An independent research report highlighting some untruths perpetuated by the oil and gas industry, who is fighting against the passage of proposition 112, was brought to light today by 9 News. The report is titled “Proposition 112 Playbook: Indecent Proposal.” Over the past week, an independent analyst firm, the RS group, or RSEG as they refer to themselves on their web page, shared the results of this unbiased report about the impact of 112’s passage on future drilling and access to mineral rights in Colorado. This report focuses on the minerals IN the ground as opposed to surface rights (where the wells are constructed), which has been the focus of most people’s attention in relation to proposition 112. This report states that despite the minimized surface area available once 112 passes, the underground minerals are still accessible. In fact, oil and gas companies could potentially access 61% of the DJ (Denver Julesburg) Basin because of the advanced technological capabilities of horizontal drilling.
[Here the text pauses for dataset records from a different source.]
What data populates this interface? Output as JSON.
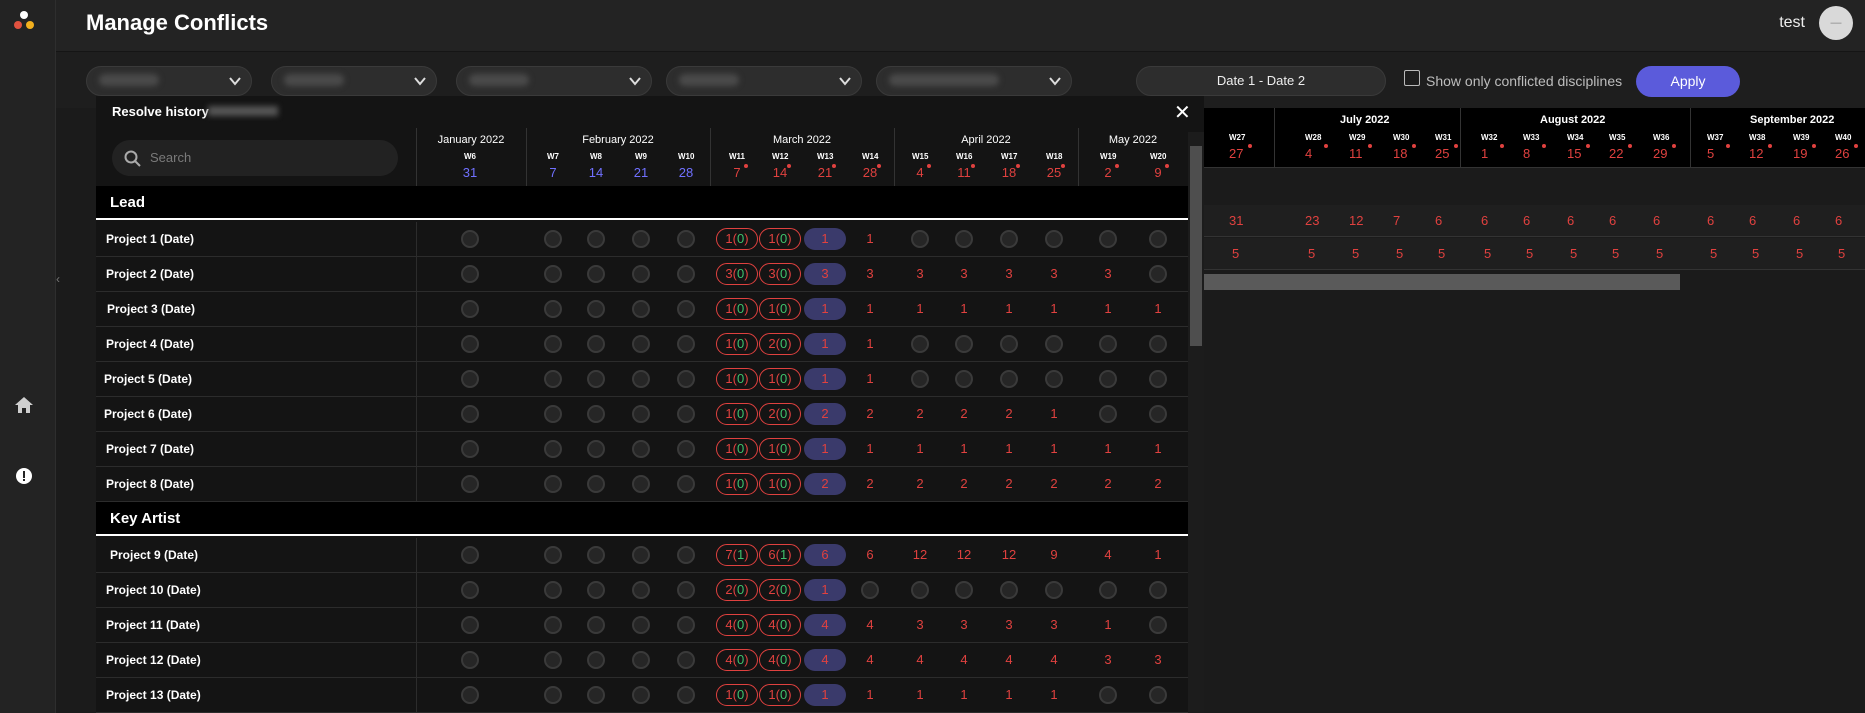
{
  "app": {
    "title": "Manage Conflicts",
    "user": "test",
    "avatar_text": "—"
  },
  "filters": {
    "date_range": "Date 1 - Date 2",
    "checkbox_label": "Show only conflicted disciplines",
    "apply": "Apply"
  },
  "background_timeline": {
    "months": [
      "July 2022",
      "August 2022",
      "September 2022"
    ],
    "weeks": [
      "W27",
      "W28",
      "W29",
      "W30",
      "W31",
      "W32",
      "W33",
      "W34",
      "W35",
      "W36",
      "W37",
      "W38",
      "W39",
      "W40"
    ],
    "days": [
      "27",
      "4",
      "11",
      "18",
      "25",
      "1",
      "8",
      "15",
      "22",
      "29",
      "5",
      "12",
      "19",
      "26"
    ],
    "row1": [
      "31",
      "23",
      "12",
      "7",
      "6",
      "6",
      "6",
      "6",
      "6",
      "6",
      "6",
      "6",
      "6",
      "6"
    ],
    "row2": [
      "5",
      "5",
      "5",
      "5",
      "5",
      "5",
      "5",
      "5",
      "5",
      "5",
      "5",
      "5",
      "5",
      "5"
    ]
  },
  "modal": {
    "title": "Resolve history",
    "search_placeholder": "Search",
    "months": [
      "January 2022",
      "February 2022",
      "March 2022",
      "April 2022",
      "May 2022"
    ],
    "weeks": [
      "W6",
      "W7",
      "W8",
      "W9",
      "W10",
      "W11",
      "W12",
      "W13",
      "W14",
      "W15",
      "W16",
      "W17",
      "W18",
      "W19",
      "W20"
    ],
    "days": [
      "31",
      "7",
      "14",
      "21",
      "28",
      "7",
      "14",
      "21",
      "28",
      "4",
      "11",
      "18",
      "25",
      "2",
      "9"
    ],
    "sections": [
      {
        "name": "Lead",
        "rows": [
          {
            "label": "Project 1 (Date)",
            "p1": "1",
            "p1b": "0",
            "p2": "1",
            "p2b": "0",
            "b": "1",
            "vals": [
              "1",
              "",
              "",
              "",
              "",
              "",
              "",
              ""
            ]
          },
          {
            "label": "Project 2 (Date)",
            "p1": "3",
            "p1b": "0",
            "p2": "3",
            "p2b": "0",
            "b": "3",
            "vals": [
              "3",
              "3",
              "3",
              "3",
              "3",
              "3",
              ""
            ]
          },
          {
            "label": "Project 3 (Date)",
            "p1": "1",
            "p1b": "0",
            "p2": "1",
            "p2b": "0",
            "b": "1",
            "vals": [
              "1",
              "1",
              "1",
              "1",
              "1",
              "1",
              "1"
            ]
          },
          {
            "label": "Project 4 (Date)",
            "p1": "1",
            "p1b": "0",
            "p2": "2",
            "p2b": "0",
            "b": "1",
            "vals": [
              "1",
              "",
              "",
              "",
              "",
              "",
              ""
            ]
          },
          {
            "label": "Project 5 (Date)",
            "p1": "1",
            "p1b": "0",
            "p2": "1",
            "p2b": "0",
            "b": "1",
            "vals": [
              "1",
              "",
              "",
              "",
              "",
              "",
              ""
            ]
          },
          {
            "label": "Project 6 (Date)",
            "p1": "1",
            "p1b": "0",
            "p2": "2",
            "p2b": "0",
            "b": "2",
            "vals": [
              "2",
              "2",
              "2",
              "2",
              "1",
              "",
              ""
            ]
          },
          {
            "label": "Project 7 (Date)",
            "p1": "1",
            "p1b": "0",
            "p2": "1",
            "p2b": "0",
            "b": "1",
            "vals": [
              "1",
              "1",
              "1",
              "1",
              "1",
              "1",
              "1"
            ]
          },
          {
            "label": "Project 8 (Date)",
            "p1": "1",
            "p1b": "0",
            "p2": "1",
            "p2b": "0",
            "b": "2",
            "vals": [
              "2",
              "2",
              "2",
              "2",
              "2",
              "2",
              "2"
            ]
          }
        ]
      },
      {
        "name": "Key Artist",
        "rows": [
          {
            "label": "Project 9 (Date)",
            "p1": "7",
            "p1b": "1",
            "p2": "6",
            "p2b": "1",
            "b": "6",
            "vals": [
              "6",
              "12",
              "12",
              "12",
              "9",
              "4",
              "1"
            ]
          },
          {
            "label": "Project 10 (Date)",
            "p1": "2",
            "p1b": "0",
            "p2": "2",
            "p2b": "0",
            "b": "1",
            "vals": [
              "",
              "",
              "",
              "",
              "",
              "",
              ""
            ]
          },
          {
            "label": "Project 11 (Date)",
            "p1": "4",
            "p1b": "0",
            "p2": "4",
            "p2b": "0",
            "b": "4",
            "vals": [
              "4",
              "3",
              "3",
              "3",
              "3",
              "1",
              ""
            ]
          },
          {
            "label": "Project 12 (Date)",
            "p1": "4",
            "p1b": "0",
            "p2": "4",
            "p2b": "0",
            "b": "4",
            "vals": [
              "4",
              "4",
              "4",
              "4",
              "4",
              "3",
              "3"
            ]
          },
          {
            "label": "Project 13 (Date)",
            "p1": "1",
            "p1b": "0",
            "p2": "1",
            "p2b": "0",
            "b": "1",
            "vals": [
              "1",
              "1",
              "1",
              "1",
              "1",
              "",
              ""
            ]
          }
        ]
      }
    ]
  },
  "colors": {
    "accent": "#5b5bdb",
    "conflict": "#e0413f",
    "ok": "#3ec16d",
    "blue_date": "#7070ff"
  }
}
This gives operators the ability to access underground minerals that are 10,000 feet away. That’s almost two miles. They concluded that although surface rights (where the people, plants, and animals live) will be severely impacted by the passage of 112, access to the minerals themselvesĀ  will only be “minimally affected.”

These facts are especially relevant to those of us in Broomfield who feel that Extraction takes too many risks in drilling so close to homes, schools, and water sources. Extraction is the operator who stands to lose the most when 112 passes because their surface locations are consistently in dense residential areas where industrial activity doesn’t belong. According to the report, Extraction stands to lose 25% of its mineral rights as they have built their business model on developing minerals in our neighborhoods and next to our schools. It’s also not surprising why Extraction has targeted the marketing campaigns against 112 so heavily on our community, seeking to divide us and pit neighbor against neighbor. Extraction is betting big on Broomfield and the heavy, industrial development here next to our schools and water sources. As 112 gains momentum, Extraction’s stock continues to plummet. At the end of the day, it’s about how much more money some oil and gas executive can put in his or her pocket instead of using it to protect the impacted citizens in the neighborhoods they bulldoze through. And we’re taking the bait because, wow, that marketing is powerful.

When you read between the lines, it’s clear that the passage of 112 will not meaningfully affect the amount of oil and gas operators can access, but it will affect the process they have to go through to get to it. It will be more expensive for them to get to these minerals because they will now be forced to do it in a safe and deliberate way. They will finally be an appropriate distance from homes and schools (if there ever is an appropriate distance) not because they recognize the need to protect our safety, but because we stood up, here on the surface, to protect ourselves through legislation. This is an industry that is willing to risk the health and safety of the communities they drill in because their main motivator is to access minerals as cheaply and quickly as possible. The passage of 112 will protect the health and safety of our community and its members who live on the surface– our schools, children, families, and elders– our water, parks, air, paths, open space– and it will not compromise the access of the industry to their minerals. It’s time to execute our rights here on the surface, protect ourselves and our families, and demand that the industry respect our wishes.